From owner-svn-src-all@FreeBSD.ORG  Tue May 21 22:00:06 2013
Return-Path: <owner-svn-src-all@FreeBSD.ORG>
Delivered-To: svn-src-all@freebsd.org
Received: from mx1.freebsd.org (mx1.FreeBSD.org [8.8.178.115])
 by hub.freebsd.org (Postfix) with ESMTP id 64685500;
 Tue, 21 May 2013 22:00:06 +0000 (UTC) (envelope-from jilles@stack.nl)
Received: from mx1.stack.nl (relay02.stack.nl [IPv6:2001:610:1108:5010::104])
 by mx1.freebsd.org (Postfix) with ESMTP id E91D1132;
 Tue, 21 May 2013 22:00:05 +0000 (UTC)
Received: from snail.stack.nl (snail.stack.nl [IPv6:2001:610:1108:5010::131])
 by mx1.stack.nl (Postfix) with ESMTP id C085935930D;
 Wed, 22 May 2013 00:00:03 +0200 (CEST)
Received: by snail.stack.nl (Postfix, from userid 1677)
 id AD00228493; Wed, 22 May 2013 00:00:03 +0200 (CEST)
Date: Wed, 22 May 2013 00:00:03 +0200
From: Jilles Tjoelker <jilles@stack.nl>
To: Ed Schouten <ed@FreeBSD.org>
Subject: Re: svn commit: r250883 - in head: include include/xlocale
 lib/libc/locale sys/sys tools/regression/lib/libc/locale
Message-ID: <20130521220003.GB58299@stack.nl>
References: <201305211959.r4LJxbLx034714@svn.freebsd.org>
MIME-Version: 1.0
Content-Type: text/plain; charset=us-ascii
Content-Disposition: inline
In-Reply-To: <201305211959.r4LJxbLx034714@svn.freebsd.org>
User-Agent: Mutt/1.5.21 (2010-09-15)
Cc: svn-src-head@freebsd.org, svn-src-all@freebsd.org,
 src-committers@freebsd.org
X-BeenThere: svn-src-all@freebsd.org
X-Mailman-Version: 2.1.14
Precedence: list
List-Id: "SVN commit messages for the entire src tree \(except for &quot;
 user&quot; and &quot; projects&quot; \)" <svn-src-all.freebsd.org>
List-Unsubscribe: <http://lists.freebsd.org/mailman/options/svn-src-all>,
 <mailto:svn-src-all-request@freebsd.org?subject=unsubscribe>
List-Archive: <http://lists.freebsd.org/pipermail/svn-src-all>
List-Post: <mailto:svn-src-all@freebsd.org>
List-Help: <mailto:svn-src-all-request@freebsd.org?subject=help>
List-Subscribe: <http://lists.freebsd.org/mailman/listinfo/svn-src-all>,
 <mailto:svn-src-all-request@freebsd.org?subject=subscribe>
X-List-Received-Date: Tue, 21 May 2013 22:00:06 -0000

On Tue, May 21, 2013 at 07:59:37PM +0000, Ed Schouten wrote:
> Author: ed
> Date: Tue May 21 19:59:37 2013
> New Revision: 250883
> URL: http://svnweb.freebsd.org/changeset/base/250883

> Log:
>   Add <uchar.h>.

Looks like an interesting approach to make applications LC_CTYPE locale
aware.

>   The <uchar.h> header, part of C11, adds a small number of utility
>   functions for 16/32-bit "universal" characters, which may or may not be
>   UTF-16/32. As our wchar_t is already ISO 10646, simply add light-weight
>   wrappers around wcrtomb() and mbrtowc().

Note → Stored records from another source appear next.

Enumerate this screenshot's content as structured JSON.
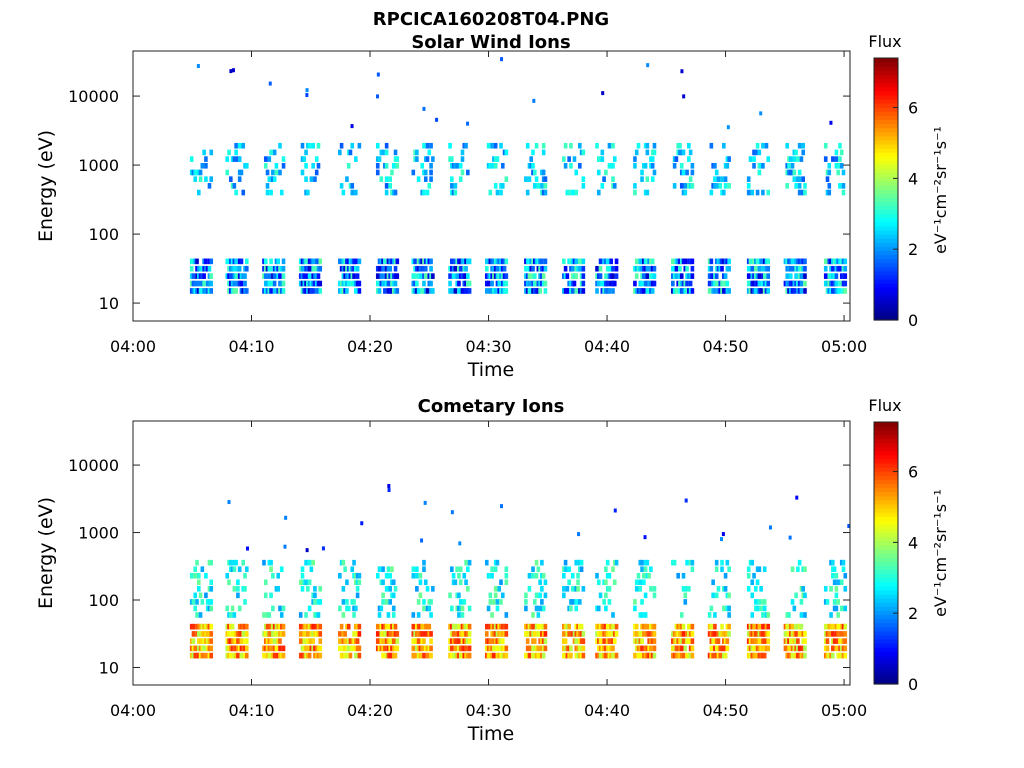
{
  "figure_title": "RPCICA160208T04.PNG",
  "colors": {
    "axis": "#222222",
    "background": "#ffffff",
    "colormap": [
      "#00007f",
      "#0000ff",
      "#007fff",
      "#00ffff",
      "#7fff7f",
      "#ffff00",
      "#ff7f00",
      "#ff0000",
      "#7f0000"
    ]
  },
  "chart_data": [
    {
      "type": "heatmap",
      "title": "Solar Wind Ions",
      "xlabel": "Time",
      "ylabel": "Energy (eV)",
      "x_ticks": [
        "04:00",
        "04:10",
        "04:20",
        "04:30",
        "04:40",
        "04:50",
        "05:00"
      ],
      "x_range_minutes": [
        0,
        60.5
      ],
      "y_ticks": [
        "10",
        "100",
        "1000",
        "10000"
      ],
      "y_scale": "log",
      "y_range": [
        5.5,
        45000
      ],
      "grid": false,
      "colorbar": {
        "title": "Flux",
        "label": "eV⁻¹cm⁻²sr⁻¹s⁻¹",
        "ticks": [
          "0",
          "2",
          "4",
          "6"
        ],
        "range": [
          0,
          7.4
        ]
      },
      "sweep_start_minutes": [
        4.8,
        7.8,
        10.9,
        14.0,
        17.3,
        20.5,
        23.5,
        26.6,
        29.7,
        33.0,
        36.2,
        39.0,
        42.2,
        45.4,
        48.5,
        51.8,
        54.9,
        58.3
      ],
      "flux_summary": {
        "low_energy_band_eV": [
          15,
          50
        ],
        "low_energy_flux": [
          0.5,
          3.5
        ],
        "mid_energy_band_eV": [
          400,
          2000
        ],
        "mid_energy_flux": [
          1.5,
          3.3
        ],
        "high_energy_sparse_eV": [
          3000,
          35000
        ]
      }
    },
    {
      "type": "heatmap",
      "title": "Cometary Ions",
      "xlabel": "Time",
      "ylabel": "Energy (eV)",
      "x_ticks": [
        "04:00",
        "04:10",
        "04:20",
        "04:30",
        "04:40",
        "04:50",
        "05:00"
      ],
      "x_range_minutes": [
        0,
        60.5
      ],
      "y_ticks": [
        "10",
        "100",
        "1000",
        "10000"
      ],
      "y_scale": "log",
      "y_range": [
        5.5,
        45000
      ],
      "grid": false,
      "colorbar": {
        "title": "Flux",
        "label": "eV⁻¹cm⁻²sr⁻¹s⁻¹",
        "ticks": [
          "0",
          "2",
          "4",
          "6"
        ],
        "range": [
          0,
          7.4
        ]
      },
      "sweep_start_minutes": [
        4.8,
        7.8,
        10.9,
        14.0,
        17.3,
        20.5,
        23.5,
        26.6,
        29.7,
        33.0,
        36.2,
        39.0,
        42.2,
        45.4,
        48.5,
        51.8,
        54.9,
        58.3
      ],
      "flux_summary": {
        "low_energy_band_eV": [
          15,
          50
        ],
        "low_energy_flux": [
          4.0,
          6.3
        ],
        "mid_energy_band_eV": [
          60,
          400
        ],
        "mid_energy_flux": [
          2.0,
          3.6
        ],
        "high_energy_sparse_eV": [
          500,
          5000
        ]
      }
    }
  ]
}
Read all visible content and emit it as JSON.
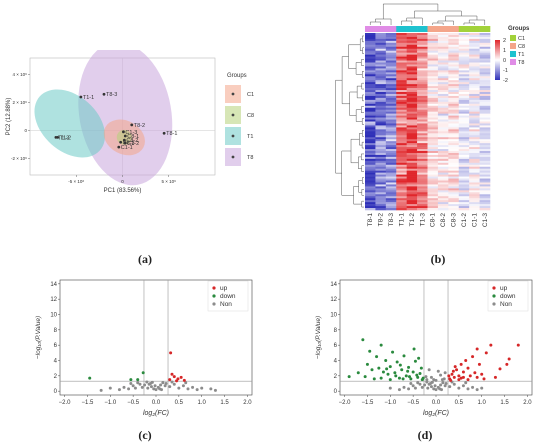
{
  "captions": {
    "a": "(a)",
    "b": "(b)",
    "c": "(c)",
    "d": "(d)"
  },
  "chart_data": [
    {
      "id": "pca",
      "type": "scatter",
      "title": "",
      "xlabel": "PC1 (83.56%)",
      "ylabel": "PC2 (12.88%)",
      "xlim": [
        -1.0,
        1.0
      ],
      "ylim": [
        -3.2,
        5.2
      ],
      "xtick_labels": [
        "-5 × 10⁶",
        "0",
        "5 × 10⁶"
      ],
      "xtick_values": [
        -0.5,
        0,
        0.5
      ],
      "ytick_labels": [
        "-2 × 10⁶",
        "0",
        "2 × 10⁶",
        "4 × 10⁶"
      ],
      "ytick_values": [
        -2,
        0,
        2,
        4
      ],
      "legend_title": "Groups",
      "legend_position": "right",
      "series": [
        {
          "name": "C1",
          "color": "#f4a58a",
          "ellipse": {
            "cx": 0.02,
            "cy": -0.5,
            "rx": 0.18,
            "ry": 1.55,
            "angle": 62
          },
          "points": [
            {
              "x": 0.01,
              "y": -0.1,
              "label": "C1-3"
            },
            {
              "x": -0.04,
              "y": -1.2,
              "label": "C1-1"
            },
            {
              "x": 0.03,
              "y": -0.9,
              "label": "C1-2"
            }
          ]
        },
        {
          "name": "C8",
          "color": "#b7d27a",
          "ellipse": {
            "cx": 0.02,
            "cy": -0.5,
            "rx": 0.08,
            "ry": 0.55,
            "angle": 55
          },
          "points": [
            {
              "x": 0.03,
              "y": -0.4,
              "label": "C8-1"
            },
            {
              "x": 0.02,
              "y": -0.7,
              "label": "C8-2"
            },
            {
              "x": -0.02,
              "y": -0.85,
              "label": "C8-3"
            }
          ]
        },
        {
          "name": "T1",
          "color": "#6dcac6",
          "ellipse": {
            "cx": -0.57,
            "cy": 0.5,
            "rx": 0.3,
            "ry": 2.9,
            "angle": 48
          },
          "points": [
            {
              "x": -0.45,
              "y": 2.4,
              "label": "T1-1"
            },
            {
              "x": -0.7,
              "y": -0.5,
              "label": "T1-2"
            },
            {
              "x": -0.72,
              "y": -0.5,
              "label": "T1-3"
            }
          ]
        },
        {
          "name": "T8",
          "color": "#c9a6dd",
          "ellipse": {
            "cx": 0.03,
            "cy": 1.2,
            "rx": 0.78,
            "ry": 3.3,
            "angle": -80
          },
          "points": [
            {
              "x": -0.2,
              "y": 2.6,
              "label": "T8-3"
            },
            {
              "x": 0.1,
              "y": 0.4,
              "label": "T8-2"
            },
            {
              "x": 0.45,
              "y": -0.2,
              "label": "T8-1"
            }
          ]
        }
      ]
    },
    {
      "id": "heatmap",
      "type": "heatmap",
      "title": "",
      "columns": [
        "T8-1",
        "T8-2",
        "T8-3",
        "T1-1",
        "T1-2",
        "T1-3",
        "C8-1",
        "C8-2",
        "C8-3",
        "C1-2",
        "C1-1",
        "C1-3"
      ],
      "col_groups": [
        "T8",
        "T8",
        "T8",
        "T1",
        "T1",
        "T1",
        "C8",
        "C8",
        "C8",
        "C1",
        "C1",
        "C1"
      ],
      "group_colors": {
        "C1": "#a2d23a",
        "C8": "#f4a58a",
        "T1": "#1ec2cf",
        "T8": "#e08ce6"
      },
      "legend_title": "Groups",
      "legend_groups": [
        "C1",
        "C8",
        "T1",
        "T8"
      ],
      "colorbar_ticks": [
        "2",
        "1",
        "0",
        "-1",
        "-2"
      ],
      "colorbar_values": [
        2,
        1,
        0,
        -1,
        -2
      ],
      "color_low": "#2e2fb8",
      "color_mid": "#ffffff",
      "color_high": "#e0262b",
      "column_mean_pattern": [
        -1.6,
        -1.3,
        -1.1,
        1.5,
        1.8,
        1.2,
        0.3,
        0.1,
        0.2,
        -0.2,
        0.0,
        -0.3
      ],
      "row_count": 90
    },
    {
      "id": "volcano-c",
      "type": "scatter",
      "title": "",
      "xlabel": "log₂(FC)",
      "ylabel": "−log₁₀(P.Value)",
      "xlim": [
        -2.1,
        2.1
      ],
      "ylim": [
        -0.5,
        14.5
      ],
      "xtick_values": [
        -2.0,
        -1.5,
        -1.0,
        -0.5,
        0.0,
        0.5,
        1.0,
        1.5,
        2.0
      ],
      "xtick_labels": [
        "−2.0",
        "−1.5",
        "−1.0",
        "−0.5",
        "0.0",
        "0.5",
        "1.0",
        "1.5",
        "2.0"
      ],
      "ytick_values": [
        0,
        2,
        4,
        6,
        8,
        10,
        12,
        14
      ],
      "ytick_labels": [
        "0",
        "2",
        "4",
        "6",
        "8",
        "10",
        "12",
        "14"
      ],
      "vlines": [
        -0.263,
        0.263
      ],
      "hline": 1.3,
      "legend_position": "top-right",
      "series": [
        {
          "name": "up",
          "color": "#d62728",
          "points": [
            [
              0.32,
              5.0
            ],
            [
              0.35,
              2.2
            ],
            [
              0.4,
              1.9
            ],
            [
              0.48,
              1.6
            ],
            [
              0.55,
              1.8
            ],
            [
              0.3,
              1.5
            ],
            [
              0.62,
              1.4
            ],
            [
              0.45,
              1.35
            ]
          ]
        },
        {
          "name": "down",
          "color": "#2a8a3e",
          "points": [
            [
              -1.45,
              1.7
            ],
            [
              -0.28,
              2.4
            ],
            [
              -0.55,
              1.5
            ],
            [
              -0.4,
              1.5
            ]
          ]
        },
        {
          "name": "Non",
          "color": "#8c8c8c",
          "points": [
            [
              -0.2,
              1.2
            ],
            [
              -0.15,
              0.9
            ],
            [
              -0.1,
              0.6
            ],
            [
              -0.05,
              0.3
            ],
            [
              0.0,
              0.2
            ],
            [
              0.05,
              0.5
            ],
            [
              0.1,
              0.8
            ],
            [
              0.15,
              1.1
            ],
            [
              0.2,
              0.7
            ],
            [
              -0.25,
              0.8
            ],
            [
              -0.3,
              0.5
            ],
            [
              -0.35,
              0.9
            ],
            [
              -0.45,
              0.4
            ],
            [
              -0.5,
              0.7
            ],
            [
              -0.6,
              0.3
            ],
            [
              -0.7,
              0.5
            ],
            [
              -0.8,
              0.2
            ],
            [
              -1.0,
              0.4
            ],
            [
              -1.2,
              0.1
            ],
            [
              0.3,
              0.6
            ],
            [
              0.4,
              0.9
            ],
            [
              0.5,
              0.4
            ],
            [
              0.6,
              0.7
            ],
            [
              0.7,
              0.3
            ],
            [
              0.8,
              0.5
            ],
            [
              0.9,
              0.2
            ],
            [
              1.0,
              0.4
            ],
            [
              1.2,
              0.3
            ],
            [
              1.3,
              0.1
            ],
            [
              -0.12,
              1.0
            ],
            [
              0.08,
              0.3
            ],
            [
              -0.08,
              1.15
            ],
            [
              0.22,
              1.0
            ],
            [
              -0.18,
              0.4
            ],
            [
              0.12,
              0.2
            ],
            [
              0.35,
              1.2
            ],
            [
              -0.4,
              1.1
            ],
            [
              -0.55,
              1.0
            ],
            [
              0.65,
              1.1
            ],
            [
              -0.02,
              0.7
            ]
          ]
        }
      ]
    },
    {
      "id": "volcano-d",
      "type": "scatter",
      "title": "",
      "xlabel": "log₂(FC)",
      "ylabel": "−log₁₀(P.Value)",
      "xlim": [
        -2.1,
        2.1
      ],
      "ylim": [
        -0.5,
        14.5
      ],
      "xtick_values": [
        -2.0,
        -1.5,
        -1.0,
        -0.5,
        0.0,
        0.5,
        1.0,
        1.5,
        2.0
      ],
      "xtick_labels": [
        "−2.0",
        "−1.5",
        "−1.0",
        "−0.5",
        "0.0",
        "0.5",
        "1.0",
        "1.5",
        "2.0"
      ],
      "ytick_values": [
        0,
        2,
        4,
        6,
        8,
        10,
        12,
        14
      ],
      "ytick_labels": [
        "0",
        "2",
        "4",
        "6",
        "8",
        "10",
        "12",
        "14"
      ],
      "vlines": [
        -0.263,
        0.263
      ],
      "hline": 1.3,
      "legend_position": "top-right",
      "series": [
        {
          "name": "up",
          "color": "#d62728",
          "points": [
            [
              1.8,
              6.0
            ],
            [
              1.6,
              4.2
            ],
            [
              1.55,
              3.5
            ],
            [
              1.2,
              6.0
            ],
            [
              1.1,
              5.0
            ],
            [
              0.9,
              5.5
            ],
            [
              0.95,
              3.5
            ],
            [
              0.8,
              4.5
            ],
            [
              0.7,
              3.0
            ],
            [
              0.65,
              4.0
            ],
            [
              0.6,
              2.5
            ],
            [
              0.55,
              3.5
            ],
            [
              0.5,
              2.0
            ],
            [
              0.45,
              2.8
            ],
            [
              0.4,
              1.8
            ],
            [
              0.35,
              2.2
            ],
            [
              0.3,
              1.6
            ],
            [
              0.28,
              2.0
            ],
            [
              0.32,
              1.4
            ],
            [
              0.5,
              1.5
            ],
            [
              0.6,
              1.8
            ],
            [
              0.75,
              2.0
            ],
            [
              0.85,
              2.4
            ],
            [
              1.0,
              2.2
            ],
            [
              1.05,
              1.6
            ],
            [
              1.3,
              1.8
            ],
            [
              0.42,
              3.2
            ],
            [
              0.7,
              1.5
            ],
            [
              0.9,
              1.8
            ],
            [
              0.38,
              2.6
            ],
            [
              1.4,
              2.9
            ],
            [
              0.55,
              1.7
            ]
          ]
        },
        {
          "name": "down",
          "color": "#2a8a3e",
          "points": [
            [
              -1.9,
              1.9
            ],
            [
              -1.7,
              2.4
            ],
            [
              -1.6,
              6.7
            ],
            [
              -1.5,
              3.5
            ],
            [
              -1.45,
              5.2
            ],
            [
              -1.4,
              2.8
            ],
            [
              -1.3,
              4.5
            ],
            [
              -1.25,
              3.0
            ],
            [
              -1.2,
              6.0
            ],
            [
              -1.15,
              2.5
            ],
            [
              -1.1,
              4.0
            ],
            [
              -1.05,
              2.2
            ],
            [
              -1.0,
              3.2
            ],
            [
              -0.95,
              5.1
            ],
            [
              -0.9,
              2.4
            ],
            [
              -0.85,
              3.8
            ],
            [
              -0.8,
              1.7
            ],
            [
              -0.75,
              2.8
            ],
            [
              -0.7,
              4.6
            ],
            [
              -0.65,
              2.0
            ],
            [
              -0.6,
              3.1
            ],
            [
              -0.55,
              1.6
            ],
            [
              -0.5,
              2.5
            ],
            [
              -0.45,
              3.9
            ],
            [
              -0.4,
              1.8
            ],
            [
              -0.35,
              2.3
            ],
            [
              -0.3,
              1.5
            ],
            [
              -0.32,
              3.0
            ],
            [
              -0.42,
              2.1
            ],
            [
              -0.58,
              1.9
            ],
            [
              -0.72,
              1.6
            ],
            [
              -0.88,
              2.0
            ],
            [
              -1.0,
              1.5
            ],
            [
              -1.2,
              1.7
            ],
            [
              -1.35,
              1.6
            ],
            [
              -1.55,
              1.9
            ],
            [
              -0.48,
              5.5
            ],
            [
              -0.62,
              2.6
            ],
            [
              -0.78,
              3.4
            ],
            [
              -0.38,
              4.3
            ],
            [
              -1.08,
              2.9
            ],
            [
              -0.28,
              1.7
            ]
          ]
        },
        {
          "name": "Non",
          "color": "#8c8c8c",
          "points": [
            [
              -0.2,
              1.2
            ],
            [
              -0.15,
              0.9
            ],
            [
              -0.1,
              0.6
            ],
            [
              -0.05,
              0.3
            ],
            [
              0.0,
              0.2
            ],
            [
              0.05,
              0.5
            ],
            [
              0.1,
              0.8
            ],
            [
              0.15,
              1.1
            ],
            [
              0.2,
              0.7
            ],
            [
              -0.25,
              0.8
            ],
            [
              -0.3,
              0.5
            ],
            [
              -0.35,
              0.9
            ],
            [
              -0.45,
              0.4
            ],
            [
              -0.5,
              0.7
            ],
            [
              -0.6,
              0.3
            ],
            [
              -0.7,
              0.5
            ],
            [
              -0.8,
              0.2
            ],
            [
              -1.0,
              0.4
            ],
            [
              0.3,
              0.6
            ],
            [
              0.4,
              0.9
            ],
            [
              0.5,
              0.4
            ],
            [
              0.6,
              0.7
            ],
            [
              0.7,
              0.3
            ],
            [
              0.8,
              0.5
            ],
            [
              0.9,
              0.2
            ],
            [
              1.0,
              0.4
            ],
            [
              -0.12,
              1.0
            ],
            [
              0.08,
              0.3
            ],
            [
              -0.08,
              1.15
            ],
            [
              0.22,
              1.0
            ],
            [
              -0.18,
              0.4
            ],
            [
              0.12,
              0.2
            ],
            [
              0.35,
              1.2
            ],
            [
              -0.4,
              1.1
            ],
            [
              -0.55,
              1.0
            ],
            [
              0.65,
              1.1
            ],
            [
              -0.02,
              0.7
            ],
            [
              0.18,
              1.6
            ],
            [
              -0.22,
              1.9
            ],
            [
              0.1,
              2.1
            ],
            [
              -0.1,
              1.8
            ],
            [
              0.05,
              2.6
            ],
            [
              -0.05,
              1.5
            ],
            [
              0.2,
              2.4
            ],
            [
              -0.15,
              2.8
            ],
            [
              0.0,
              1.4
            ],
            [
              0.14,
              1.5
            ],
            [
              -0.2,
              1.5
            ]
          ]
        }
      ]
    }
  ]
}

Our wchar_t is only ISO 10646 for UTF-8 and possibly US-ASCII and
ISO8859-1 (subset) locales. However, we support various other charsets
such as ISO8859-2 and even some non-Unicode multibyte encodings
(although I have no idea how complete the support for the latter is).
Using the new functions with such locales is likely to produce garbage.
Some sort of iconv is necessary to avoid this mojibake and we do not
have it in base.

I encountered the same issue when implementing $'\uXXXX' and
$'\UXXXXXXXX' for /bin/sh. I decided to implement full support only for
UTF-8 locales and restrict the rest to US-ASCII, converting all other
(valid) characters to question marks. I did not see a reason to treat
Western Europe preferentially by adding a simple ISO8859-1 mapping.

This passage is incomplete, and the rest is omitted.